Greg Wallace, author of the grant proposal for the system, said the Johnson City district asked for $18.2 million over the next four years to pay for technology upgrades and 17 new academic specialists to work with at-risk students at the system’s 11 schools.
“The biggest part of that is for providing academic specialists at every school to help with those students who are classified as tier two and three,” Wallace said.
Tier two students are those who have some deficiency, but would benefit from additional in-class attention from a tutor instead of being removed from class, he said. Tier three students are those who are more than a grade level behind the rest of the students in their cohorts and may need significant intervention to bring them up to the appropriate grade level.
Johnson City schools currently have a handful of academic experts in reading and math, and the extra attention they pay to students in need has greatly benefited the district, Wallace said.
“It’s very targeted and specific interventions we want to provide for those students,” he said. “That’s the way we wrote the proposal. We want our students who are falling behind in reading and math to be able to benefit from this program.”
Out of the 31 grant finalists in the U.S., Johnson City’s is the only district from Tennessee.
Wallace said he received a congratulatory call Wednesday from U.S. Sen. Bob Corker, and said other Tennessee politicians have vowed to write letters of recommendation to federal officials advocating the district’s plan.
“It’s a lot of prestige just to be named as a finalist, but we certainly want to get the opportunity to put this plan into action,” he said. “I think one of the things that made us a stronger applicant was our prior record of success academically and our ability to take grant funding and keep those programs in action.”
In last year’s round of Race to the Top funding, Johnson City was not named a finalist.
Wallace said in drafting this year’s proposal, he looked at the district’s overall score and judge’s comments from last year and spoke with some of the districts that did win funding to help bolster the application.
Interestingly, he said the district’s proposal almost didn’t get a chance this year, when it was lost because of a clerical error.
“When I looked at the list of the districts that had submitted proposals, ours was listed as one that wasn’t turned in,” he said. “But I was able to show them that someone in their office had signed that they received it and it must have been lost, so they allowed us to resubmit it.”
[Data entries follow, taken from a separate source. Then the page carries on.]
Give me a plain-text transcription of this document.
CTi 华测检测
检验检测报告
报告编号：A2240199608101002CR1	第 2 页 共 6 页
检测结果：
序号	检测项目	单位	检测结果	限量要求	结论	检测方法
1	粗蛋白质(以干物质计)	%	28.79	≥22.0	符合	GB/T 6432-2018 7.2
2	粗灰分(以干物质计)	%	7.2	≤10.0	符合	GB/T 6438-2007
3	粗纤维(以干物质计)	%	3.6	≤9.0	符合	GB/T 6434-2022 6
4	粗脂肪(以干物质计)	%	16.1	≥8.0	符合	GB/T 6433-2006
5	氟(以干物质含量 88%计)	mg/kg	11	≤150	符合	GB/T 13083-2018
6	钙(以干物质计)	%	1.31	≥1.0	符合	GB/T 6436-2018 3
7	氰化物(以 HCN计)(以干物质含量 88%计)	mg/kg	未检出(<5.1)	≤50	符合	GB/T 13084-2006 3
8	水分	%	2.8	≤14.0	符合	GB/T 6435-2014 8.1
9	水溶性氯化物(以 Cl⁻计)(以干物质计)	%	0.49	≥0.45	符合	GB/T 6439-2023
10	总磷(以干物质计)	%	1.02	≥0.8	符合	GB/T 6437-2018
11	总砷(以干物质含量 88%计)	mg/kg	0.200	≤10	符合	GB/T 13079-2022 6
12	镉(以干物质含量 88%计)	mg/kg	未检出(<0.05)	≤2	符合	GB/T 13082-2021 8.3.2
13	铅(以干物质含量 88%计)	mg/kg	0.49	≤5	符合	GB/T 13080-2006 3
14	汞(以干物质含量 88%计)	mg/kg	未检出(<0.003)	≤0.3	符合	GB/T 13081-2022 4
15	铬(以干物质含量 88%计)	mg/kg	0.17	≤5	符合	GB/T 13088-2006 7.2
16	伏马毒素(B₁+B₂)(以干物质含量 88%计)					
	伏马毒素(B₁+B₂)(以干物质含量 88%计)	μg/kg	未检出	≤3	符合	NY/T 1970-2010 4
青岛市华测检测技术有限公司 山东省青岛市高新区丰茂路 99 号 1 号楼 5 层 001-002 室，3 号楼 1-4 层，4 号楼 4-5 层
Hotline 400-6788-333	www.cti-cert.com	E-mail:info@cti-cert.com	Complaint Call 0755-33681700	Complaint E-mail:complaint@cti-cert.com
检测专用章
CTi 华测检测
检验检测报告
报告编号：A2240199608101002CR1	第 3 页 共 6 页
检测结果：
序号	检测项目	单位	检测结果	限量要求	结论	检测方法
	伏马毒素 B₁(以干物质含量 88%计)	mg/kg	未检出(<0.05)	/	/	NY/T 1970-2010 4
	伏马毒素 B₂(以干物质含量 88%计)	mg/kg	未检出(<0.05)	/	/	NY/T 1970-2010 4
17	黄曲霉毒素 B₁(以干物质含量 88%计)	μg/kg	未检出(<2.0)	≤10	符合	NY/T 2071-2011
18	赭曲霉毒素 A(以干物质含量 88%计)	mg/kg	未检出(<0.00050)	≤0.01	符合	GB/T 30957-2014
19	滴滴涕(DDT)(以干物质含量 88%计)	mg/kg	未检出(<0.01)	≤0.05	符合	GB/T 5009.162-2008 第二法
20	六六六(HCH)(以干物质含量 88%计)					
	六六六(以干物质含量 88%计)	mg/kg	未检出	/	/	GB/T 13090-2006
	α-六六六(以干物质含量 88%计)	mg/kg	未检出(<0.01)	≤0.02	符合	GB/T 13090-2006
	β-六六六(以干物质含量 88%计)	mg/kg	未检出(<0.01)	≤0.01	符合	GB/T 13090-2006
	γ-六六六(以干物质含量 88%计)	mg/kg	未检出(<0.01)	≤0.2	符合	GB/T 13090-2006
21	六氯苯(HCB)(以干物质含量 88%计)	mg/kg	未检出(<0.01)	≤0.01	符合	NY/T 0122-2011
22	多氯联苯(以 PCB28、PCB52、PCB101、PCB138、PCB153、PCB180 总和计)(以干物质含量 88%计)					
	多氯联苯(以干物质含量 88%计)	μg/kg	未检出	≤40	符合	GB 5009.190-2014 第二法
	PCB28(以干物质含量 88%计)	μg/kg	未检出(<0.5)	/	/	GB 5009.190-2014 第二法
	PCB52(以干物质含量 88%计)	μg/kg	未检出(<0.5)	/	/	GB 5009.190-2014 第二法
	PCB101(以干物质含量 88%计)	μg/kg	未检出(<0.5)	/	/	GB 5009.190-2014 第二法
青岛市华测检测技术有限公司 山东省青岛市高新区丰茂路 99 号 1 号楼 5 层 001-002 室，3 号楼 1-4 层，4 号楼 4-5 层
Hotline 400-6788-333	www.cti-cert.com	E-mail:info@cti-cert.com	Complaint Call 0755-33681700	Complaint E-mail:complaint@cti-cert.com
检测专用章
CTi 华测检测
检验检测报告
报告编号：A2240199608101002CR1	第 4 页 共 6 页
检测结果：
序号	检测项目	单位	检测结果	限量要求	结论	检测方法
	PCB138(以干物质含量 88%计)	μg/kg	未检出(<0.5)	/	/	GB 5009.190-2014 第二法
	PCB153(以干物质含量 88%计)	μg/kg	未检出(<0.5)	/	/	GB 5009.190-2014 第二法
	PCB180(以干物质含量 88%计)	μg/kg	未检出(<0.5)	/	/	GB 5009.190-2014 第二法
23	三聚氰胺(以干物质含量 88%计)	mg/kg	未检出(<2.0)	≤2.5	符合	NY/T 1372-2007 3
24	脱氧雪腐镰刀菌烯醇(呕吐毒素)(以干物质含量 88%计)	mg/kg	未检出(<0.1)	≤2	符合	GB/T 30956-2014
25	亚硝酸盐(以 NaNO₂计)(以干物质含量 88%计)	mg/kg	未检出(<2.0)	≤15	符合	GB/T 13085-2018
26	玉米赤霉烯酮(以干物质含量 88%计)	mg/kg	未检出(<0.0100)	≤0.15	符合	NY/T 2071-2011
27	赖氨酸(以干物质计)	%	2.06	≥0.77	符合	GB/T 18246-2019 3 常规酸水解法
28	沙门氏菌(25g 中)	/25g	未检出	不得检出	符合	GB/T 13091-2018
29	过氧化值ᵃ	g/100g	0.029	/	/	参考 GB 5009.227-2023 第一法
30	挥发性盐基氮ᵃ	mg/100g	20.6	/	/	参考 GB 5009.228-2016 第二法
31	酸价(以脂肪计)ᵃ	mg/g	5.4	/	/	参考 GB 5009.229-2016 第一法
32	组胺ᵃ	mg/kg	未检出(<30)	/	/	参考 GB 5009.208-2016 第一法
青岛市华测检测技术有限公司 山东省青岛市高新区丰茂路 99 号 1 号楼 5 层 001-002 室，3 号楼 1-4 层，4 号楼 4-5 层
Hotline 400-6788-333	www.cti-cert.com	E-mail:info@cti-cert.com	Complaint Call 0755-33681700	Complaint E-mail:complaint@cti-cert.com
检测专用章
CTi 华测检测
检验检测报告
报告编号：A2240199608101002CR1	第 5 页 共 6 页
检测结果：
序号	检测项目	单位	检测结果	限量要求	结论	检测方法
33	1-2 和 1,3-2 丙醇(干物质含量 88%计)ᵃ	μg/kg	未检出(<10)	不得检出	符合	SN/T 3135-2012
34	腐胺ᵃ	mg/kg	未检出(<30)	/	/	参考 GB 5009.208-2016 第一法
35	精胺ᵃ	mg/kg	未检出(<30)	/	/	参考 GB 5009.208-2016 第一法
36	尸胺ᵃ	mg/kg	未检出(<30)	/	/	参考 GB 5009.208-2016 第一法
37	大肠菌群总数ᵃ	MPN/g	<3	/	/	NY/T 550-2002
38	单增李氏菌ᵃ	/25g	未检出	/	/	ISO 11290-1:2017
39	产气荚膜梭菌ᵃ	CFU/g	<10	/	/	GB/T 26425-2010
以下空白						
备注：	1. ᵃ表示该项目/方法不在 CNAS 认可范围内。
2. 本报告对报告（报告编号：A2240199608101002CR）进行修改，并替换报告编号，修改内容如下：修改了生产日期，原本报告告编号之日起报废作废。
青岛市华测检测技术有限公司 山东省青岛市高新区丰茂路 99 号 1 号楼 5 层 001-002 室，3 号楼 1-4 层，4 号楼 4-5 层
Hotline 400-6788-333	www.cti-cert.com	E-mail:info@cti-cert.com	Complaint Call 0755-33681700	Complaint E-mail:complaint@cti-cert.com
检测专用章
Included in Wallace’s proposal was $1.2 million for technology upgrades that are needed to administer tests under the Partnership for Assessment of Readiness for College and Careers and funding to help the district administer a rapid housing program for homeless students.
Now that the finalists have been announced, Wallace said the grant awarding process should begin to pick up speed.
Last year, the finalists were notified around Thanksgiving, and the winners were announced before Christmas break, Wallace said.